Doch seit gut einer Woche ist der kleine Gnadenort vor allem ins politische Licht der Öffentlichkeit gerückt. Die impfskeptische Liste MFG (Menschen, Freiheit, Grundrechte) ist künftig in 27 Gemeinderäten vertreten, nirgendwo in Oberösterreich gab es aber mehr Stimmen für die Impfgegner als in Maria Neustift. 26,7 Prozent holte die Partei dort bei den Gemeinderatswahlen und stellt damit im Kommunalparlament fünf Mandatare. In den Landtag werden sie mit drei Mandataren einziehen. Und eines machte die Partei bereits kurz nach der geschlagenen Wahl klar: Man plane sowohl bei den kommenden Landtagswahlen als auch bei der Nationalratswahl anzutreten. Und vielleicht auch bei der Bundespräsidentenwahl.

"Mehr braucht es nicht"

Zumindest lässt sich in dem Wallfahrtsort widerlegen, dass nur politische Laien der Liste, die landesweit immerhin satte 6,2 Prozent einfuhr, angehören. In Maria Neustift stellte der ehemalige SPÖ-Gemeinderat Gerald Krenn die Ortsgruppe der Spritzengegner auf die Beine. Der Familienvater wollte ursprünglich der Kommunalpolitik final den Rücken kehren. "Dann ist unsere Volksschullehrerin auf mich zugekommen und hat mich auf MFG aufmerksam gemacht. Ich habe mir das im Internet angeschaut, und es hat mich angesprochen", erzählt der 49-Jährige. Vor neun Wochen gründete Krenn dann die Ortsgruppe und holte vor allem Eltern ins Impfkritikerboot: "Wir haben viele Kinder im Ort, deren Eltern mit den Maßnahmen vor allem in der Schule unzufrieden sind. Mich persönlich ärgert ja die Maskenpflicht in der Schule auch extrem."
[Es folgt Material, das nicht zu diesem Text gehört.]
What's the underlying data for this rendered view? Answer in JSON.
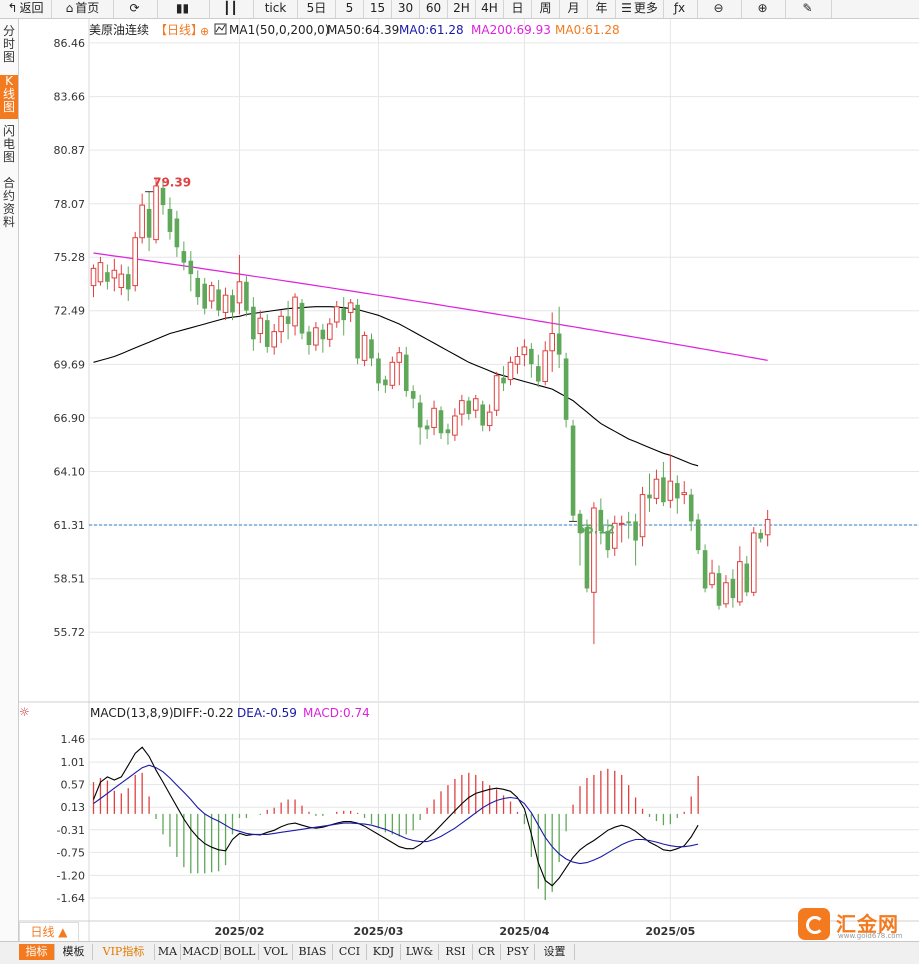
{
  "toolbar": {
    "items": [
      {
        "label": "返回",
        "icon": "back-arrow-icon"
      },
      {
        "label": "首页",
        "icon": "home-icon"
      },
      {
        "label": "",
        "icon": "refresh-icon"
      },
      {
        "label": "",
        "icon": "bar-chart-icon"
      },
      {
        "label": "",
        "icon": "candlestick-icon"
      },
      {
        "label": "tick",
        "icon": ""
      },
      {
        "label": "5日",
        "icon": ""
      },
      {
        "label": "5",
        "icon": ""
      },
      {
        "label": "15",
        "icon": ""
      },
      {
        "label": "30",
        "icon": ""
      },
      {
        "label": "60",
        "icon": ""
      },
      {
        "label": "2H",
        "icon": ""
      },
      {
        "label": "4H",
        "icon": ""
      },
      {
        "label": "日",
        "icon": ""
      },
      {
        "label": "周",
        "icon": ""
      },
      {
        "label": "月",
        "icon": ""
      },
      {
        "label": "年",
        "icon": ""
      },
      {
        "label": "更多",
        "icon": "menu-icon"
      },
      {
        "label": "",
        "icon": "function-icon"
      },
      {
        "label": "",
        "icon": "zoom-out-icon"
      },
      {
        "label": "",
        "icon": "zoom-in-icon"
      },
      {
        "label": "",
        "icon": "pen-icon"
      }
    ]
  },
  "left_nav": [
    {
      "label": "分\n时\n图"
    },
    {
      "label": "K\n线\n图"
    },
    {
      "label": "闪\n电\n图"
    },
    {
      "label": "合\n约\n资\n料"
    }
  ],
  "legend": {
    "symbol": "美原油连续",
    "period": "【日线】",
    "ma_params": "MA1(50,0,200,0)",
    "ma50": "MA50:64.39",
    "ma0a": "MA0:61.28",
    "ma200": "MA200:69.93",
    "ma0b": "MA0:61.28"
  },
  "macd_legend": {
    "params": "MACD(13,8,9)",
    "diff": "DIFF:-0.22",
    "dea": "DEA:-0.59",
    "macd": "MACD:0.74"
  },
  "bottom_tab": "日线 ▲",
  "bottom_bar": [
    "指标",
    "模板",
    "VIP指标",
    "MA",
    "MACD",
    "BOLL",
    "VOL",
    "BIAS",
    "CCI",
    "KDJ",
    "LW&",
    "RSI",
    "CR",
    "PSY",
    "设置"
  ],
  "logo": {
    "text": "汇金网",
    "sub": "www.gold678.com"
  },
  "colors": {
    "up": "#e04040",
    "down": "#5fa85a",
    "ma50": "#000000",
    "ma200": "#dd22dd",
    "dea": "#1a1aa8",
    "diff": "#000000",
    "grid": "#e6e6e6",
    "accent": "#f47a20",
    "hline": "#2a7cc8"
  },
  "chart_data": {
    "type": "candlestick",
    "y_ticks": [
      86.46,
      83.66,
      80.87,
      78.07,
      75.28,
      72.49,
      69.69,
      66.9,
      64.1,
      61.31,
      58.51,
      55.72
    ],
    "ylim": [
      53.8,
      87.5
    ],
    "x_ticks": [
      {
        "label": "2025/02",
        "index": 21
      },
      {
        "label": "2025/03",
        "index": 41
      },
      {
        "label": "2025/04",
        "index": 62
      },
      {
        "label": "2025/05",
        "index": 83
      }
    ],
    "last_price": 61.31,
    "high_label": "79.39",
    "low_label": "55.12",
    "high_index": 8,
    "low_index": 69,
    "candles": [
      [
        73.8,
        74.7,
        73.2,
        74.9
      ],
      [
        74.0,
        75.0,
        73.8,
        75.3
      ],
      [
        74.5,
        74.0,
        73.6,
        74.9
      ],
      [
        74.2,
        74.6,
        73.5,
        75.2
      ],
      [
        73.7,
        74.4,
        73.3,
        74.9
      ],
      [
        74.4,
        73.6,
        73.0,
        74.8
      ],
      [
        73.8,
        76.3,
        73.5,
        76.6
      ],
      [
        76.3,
        78.0,
        76.0,
        78.6
      ],
      [
        77.8,
        76.3,
        75.6,
        78.7
      ],
      [
        76.2,
        79.0,
        76.0,
        79.4
      ],
      [
        78.9,
        78.0,
        77.5,
        79.2
      ],
      [
        77.8,
        76.6,
        76.2,
        78.4
      ],
      [
        77.3,
        75.8,
        75.3,
        77.7
      ],
      [
        75.6,
        75.0,
        74.6,
        76.1
      ],
      [
        75.1,
        74.4,
        73.5,
        75.6
      ],
      [
        74.2,
        73.2,
        72.8,
        74.6
      ],
      [
        73.9,
        72.6,
        72.3,
        74.2
      ],
      [
        73.0,
        73.8,
        72.6,
        74.0
      ],
      [
        73.6,
        72.5,
        72.2,
        74.1
      ],
      [
        72.4,
        73.3,
        72.0,
        73.7
      ],
      [
        73.3,
        72.4,
        72.0,
        73.6
      ],
      [
        72.9,
        74.0,
        72.3,
        75.4
      ],
      [
        74.0,
        72.5,
        72.2,
        74.3
      ],
      [
        72.7,
        71.0,
        70.4,
        73.2
      ],
      [
        71.3,
        72.1,
        70.8,
        72.5
      ],
      [
        72.0,
        70.6,
        70.3,
        72.3
      ],
      [
        70.6,
        71.4,
        70.2,
        71.8
      ],
      [
        71.4,
        72.2,
        70.8,
        72.5
      ],
      [
        72.2,
        71.8,
        71.0,
        73.0
      ],
      [
        71.7,
        73.2,
        71.2,
        73.4
      ],
      [
        72.9,
        71.3,
        71.0,
        73.1
      ],
      [
        71.4,
        70.7,
        70.2,
        71.7
      ],
      [
        70.7,
        71.6,
        70.4,
        71.9
      ],
      [
        71.5,
        71.0,
        70.3,
        71.8
      ],
      [
        71.0,
        71.8,
        70.6,
        72.1
      ],
      [
        71.9,
        72.7,
        71.6,
        73.0
      ],
      [
        72.6,
        72.0,
        71.2,
        73.2
      ],
      [
        72.4,
        72.9,
        71.9,
        73.1
      ],
      [
        72.8,
        70.0,
        69.7,
        73.1
      ],
      [
        69.9,
        71.2,
        69.6,
        71.4
      ],
      [
        71.0,
        70.0,
        69.6,
        71.3
      ],
      [
        70.0,
        68.7,
        68.3,
        70.3
      ],
      [
        68.9,
        68.6,
        68.2,
        69.1
      ],
      [
        68.6,
        69.8,
        68.4,
        70.1
      ],
      [
        69.8,
        70.3,
        68.6,
        70.6
      ],
      [
        70.2,
        68.3,
        68.0,
        70.6
      ],
      [
        68.3,
        67.9,
        67.4,
        68.6
      ],
      [
        67.7,
        66.4,
        65.5,
        68.1
      ],
      [
        66.5,
        66.3,
        65.8,
        66.8
      ],
      [
        66.4,
        67.4,
        66.0,
        67.8
      ],
      [
        67.3,
        66.1,
        65.8,
        67.5
      ],
      [
        66.3,
        66.1,
        65.5,
        66.6
      ],
      [
        66.0,
        67.0,
        65.7,
        67.4
      ],
      [
        67.1,
        67.8,
        66.5,
        68.1
      ],
      [
        67.8,
        67.1,
        66.8,
        68.0
      ],
      [
        67.3,
        67.9,
        66.9,
        68.1
      ],
      [
        67.6,
        66.5,
        66.2,
        67.8
      ],
      [
        66.5,
        67.2,
        66.2,
        67.6
      ],
      [
        67.3,
        69.1,
        67.0,
        69.3
      ],
      [
        69.0,
        68.7,
        68.3,
        69.6
      ],
      [
        68.9,
        69.8,
        68.6,
        70.1
      ],
      [
        69.7,
        70.1,
        69.2,
        70.6
      ],
      [
        70.2,
        70.6,
        69.6,
        71.0
      ],
      [
        70.5,
        69.7,
        69.0,
        70.8
      ],
      [
        69.6,
        68.8,
        68.5,
        70.2
      ],
      [
        68.8,
        70.4,
        68.6,
        70.9
      ],
      [
        70.4,
        71.3,
        69.3,
        72.4
      ],
      [
        71.3,
        70.2,
        69.5,
        72.7
      ],
      [
        70.0,
        66.8,
        66.4,
        70.3
      ],
      [
        66.5,
        61.8,
        61.5,
        66.8
      ],
      [
        61.9,
        60.9,
        59.2,
        62.1
      ],
      [
        61.2,
        58.0,
        57.8,
        61.6
      ],
      [
        57.8,
        62.2,
        55.1,
        62.5
      ],
      [
        62.1,
        61.0,
        60.3,
        62.7
      ],
      [
        61.0,
        60.0,
        59.6,
        61.6
      ],
      [
        60.1,
        61.4,
        59.7,
        61.8
      ],
      [
        61.4,
        61.4,
        60.4,
        61.8
      ],
      [
        61.5,
        61.4,
        60.6,
        62.0
      ],
      [
        61.5,
        60.5,
        59.2,
        61.9
      ],
      [
        60.7,
        62.9,
        60.2,
        63.3
      ],
      [
        62.9,
        62.7,
        62.0,
        64.0
      ],
      [
        62.7,
        63.7,
        62.4,
        64.2
      ],
      [
        63.8,
        62.5,
        62.3,
        64.6
      ],
      [
        62.6,
        63.6,
        62.2,
        65.0
      ],
      [
        63.5,
        62.7,
        61.9,
        63.9
      ],
      [
        62.9,
        63.0,
        62.4,
        63.6
      ],
      [
        62.9,
        61.5,
        61.0,
        63.2
      ],
      [
        61.6,
        60.0,
        59.8,
        61.9
      ],
      [
        60.0,
        58.0,
        57.8,
        60.3
      ],
      [
        58.2,
        58.8,
        58.0,
        59.5
      ],
      [
        58.8,
        57.1,
        56.9,
        59.2
      ],
      [
        57.2,
        58.3,
        57.0,
        58.7
      ],
      [
        58.5,
        57.5,
        57.0,
        59.0
      ],
      [
        57.3,
        59.4,
        57.1,
        60.2
      ],
      [
        59.3,
        57.8,
        57.6,
        59.7
      ],
      [
        57.8,
        60.9,
        57.6,
        61.2
      ],
      [
        60.9,
        60.6,
        60.4,
        61.1
      ],
      [
        60.8,
        61.6,
        60.2,
        62.1
      ]
    ],
    "ma50": [
      69.8,
      69.9,
      70.0,
      70.1,
      70.25,
      70.4,
      70.55,
      70.7,
      70.85,
      71.0,
      71.15,
      71.3,
      71.4,
      71.5,
      71.6,
      71.7,
      71.8,
      71.9,
      72.0,
      72.1,
      72.15,
      72.2,
      72.3,
      72.35,
      72.4,
      72.45,
      72.5,
      72.55,
      72.6,
      72.62,
      72.65,
      72.68,
      72.7,
      72.7,
      72.7,
      72.68,
      72.65,
      72.6,
      72.55,
      72.45,
      72.35,
      72.25,
      72.1,
      71.95,
      71.8,
      71.6,
      71.4,
      71.2,
      71.0,
      70.8,
      70.6,
      70.4,
      70.2,
      70.0,
      69.8,
      69.65,
      69.5,
      69.35,
      69.2,
      69.1,
      69.0,
      68.9,
      68.8,
      68.7,
      68.6,
      68.5,
      68.4,
      68.2,
      68.0,
      67.8,
      67.5,
      67.2,
      66.9,
      66.6,
      66.4,
      66.2,
      66.0,
      65.8,
      65.65,
      65.5,
      65.35,
      65.2,
      65.05,
      64.95,
      64.8,
      64.65,
      64.5,
      64.4
    ],
    "ma200_start": 75.5,
    "ma200_end": 69.9,
    "macd_ylim": [
      -2.05,
      1.85
    ],
    "macd_ticks": [
      1.46,
      1.01,
      0.57,
      0.13,
      -0.31,
      -0.75,
      -1.2,
      -1.64
    ],
    "diff": [
      0.28,
      0.62,
      0.72,
      0.66,
      0.72,
      0.95,
      1.18,
      1.3,
      1.12,
      0.85,
      0.62,
      0.38,
      0.14,
      -0.1,
      -0.3,
      -0.46,
      -0.58,
      -0.65,
      -0.7,
      -0.72,
      -0.5,
      -0.38,
      -0.42,
      -0.4,
      -0.41,
      -0.36,
      -0.32,
      -0.25,
      -0.2,
      -0.18,
      -0.22,
      -0.26,
      -0.28,
      -0.26,
      -0.22,
      -0.18,
      -0.15,
      -0.15,
      -0.18,
      -0.24,
      -0.32,
      -0.4,
      -0.48,
      -0.56,
      -0.64,
      -0.68,
      -0.68,
      -0.6,
      -0.48,
      -0.36,
      -0.22,
      -0.08,
      0.06,
      0.2,
      0.32,
      0.4,
      0.44,
      0.48,
      0.5,
      0.48,
      0.44,
      0.32,
      0.1,
      -0.4,
      -0.95,
      -1.3,
      -1.4,
      -1.25,
      -1.05,
      -0.85,
      -0.7,
      -0.6,
      -0.52,
      -0.42,
      -0.32,
      -0.26,
      -0.22,
      -0.26,
      -0.34,
      -0.45,
      -0.55,
      -0.62,
      -0.7,
      -0.72,
      -0.68,
      -0.62,
      -0.45,
      -0.22
    ],
    "dea": [
      0.2,
      0.3,
      0.4,
      0.5,
      0.6,
      0.7,
      0.8,
      0.9,
      0.95,
      0.9,
      0.82,
      0.7,
      0.56,
      0.42,
      0.28,
      0.12,
      0.0,
      -0.08,
      -0.14,
      -0.22,
      -0.3,
      -0.34,
      -0.38,
      -0.4,
      -0.4,
      -0.4,
      -0.38,
      -0.36,
      -0.34,
      -0.32,
      -0.3,
      -0.28,
      -0.26,
      -0.24,
      -0.22,
      -0.2,
      -0.18,
      -0.18,
      -0.19,
      -0.2,
      -0.22,
      -0.26,
      -0.3,
      -0.36,
      -0.42,
      -0.48,
      -0.52,
      -0.54,
      -0.54,
      -0.5,
      -0.44,
      -0.36,
      -0.28,
      -0.18,
      -0.08,
      0.02,
      0.12,
      0.2,
      0.26,
      0.3,
      0.32,
      0.3,
      0.2,
      0.02,
      -0.22,
      -0.46,
      -0.64,
      -0.78,
      -0.88,
      -0.94,
      -0.97,
      -0.95,
      -0.9,
      -0.84,
      -0.76,
      -0.68,
      -0.6,
      -0.54,
      -0.5,
      -0.5,
      -0.52,
      -0.55,
      -0.59,
      -0.62,
      -0.64,
      -0.64,
      -0.62,
      -0.59
    ],
    "macd_hist": [
      0.62,
      0.7,
      0.65,
      0.45,
      0.4,
      0.5,
      0.76,
      0.8,
      0.34,
      -0.1,
      -0.4,
      -0.64,
      -0.84,
      -1.04,
      -1.16,
      -1.16,
      -1.16,
      -1.14,
      -1.12,
      -1.0,
      -0.4,
      -0.08,
      -0.08,
      0.0,
      -0.02,
      0.08,
      0.12,
      0.22,
      0.28,
      0.28,
      0.16,
      0.04,
      -0.04,
      -0.04,
      0.0,
      0.04,
      0.06,
      0.06,
      0.02,
      -0.08,
      -0.2,
      -0.28,
      -0.36,
      -0.4,
      -0.44,
      -0.4,
      -0.32,
      -0.12,
      0.12,
      0.28,
      0.44,
      0.56,
      0.68,
      0.76,
      0.8,
      0.76,
      0.64,
      0.56,
      0.48,
      0.36,
      0.24,
      0.04,
      -0.2,
      -0.84,
      -1.46,
      -1.68,
      -1.52,
      -0.94,
      -0.34,
      0.18,
      0.54,
      0.7,
      0.76,
      0.84,
      0.88,
      0.84,
      0.76,
      0.56,
      0.32,
      0.1,
      -0.06,
      -0.14,
      -0.22,
      -0.2,
      -0.08,
      0.04,
      0.34,
      0.74
    ]
  }
}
Das dürfte vielen MFG-Anhängern so ergehen. Zumindest fokussierte sich die Partei in den Wochen vor der Wahl verstärkt auf Kritik an den Corona-Schutzmaßnahmen an der Schule. Maskenpflicht ab mittlerer Risikostufe, Luftreinigungsgeräte und Tests: Dafür hat Dagmar Häusler, die als Listenzweite nun in den oberösterreichischen Landtag einziehen wird, wenig übrig. "Ja, das waren noch Zeiten, als jeder bestrebt war, Tests in der Schule positiv abzuschließen", schreibt sie in einem Beitrag auf der Parteiwebsite. Der MFG-Vorschlag für sichere Schulen? "Wer gesund ist, geht zur Schule. Wer krank ist und Symptome hat, bleibt zu Hause. Wie früher. Weil mehr braucht es nicht." Dass auch Personen ohne Symptome die Krankheit weitergeben können, spielt offenbar keine Rolle.

Einem Milieu entsprungen

Die Entstehung der Partei lässt sich nur im Zusammenhang mit jenen Gruppen verstehen, die sich – teils lose, teils straff organisiert – gegen Corona-Maßnahmen engagieren. Die gesamte Parteispitze entstammt diesem Milieu: Bundesparteiobmann Michael Brunner zum Beispiel. Der Rechtsanwalt ist Mitbegründer der "Anwälte für Aufklärung", einem Zusammenschluss von über vierzig Juristen, die nicht nur Stellungnahmen zu Verordnungen und Gesetzesentwürfen verfassen, sondern auch Maßnahmengegner in rechtlichen Fragen beraten. Hie und da ziehen sie auch vor Gericht: etwa als sie ZiB 2-Moderator Armin Wolf verklagten, weil dieser sie als Corona-Leugner bezeichnete. Das Gericht gab Wolf recht, zumindest in erster Instanz.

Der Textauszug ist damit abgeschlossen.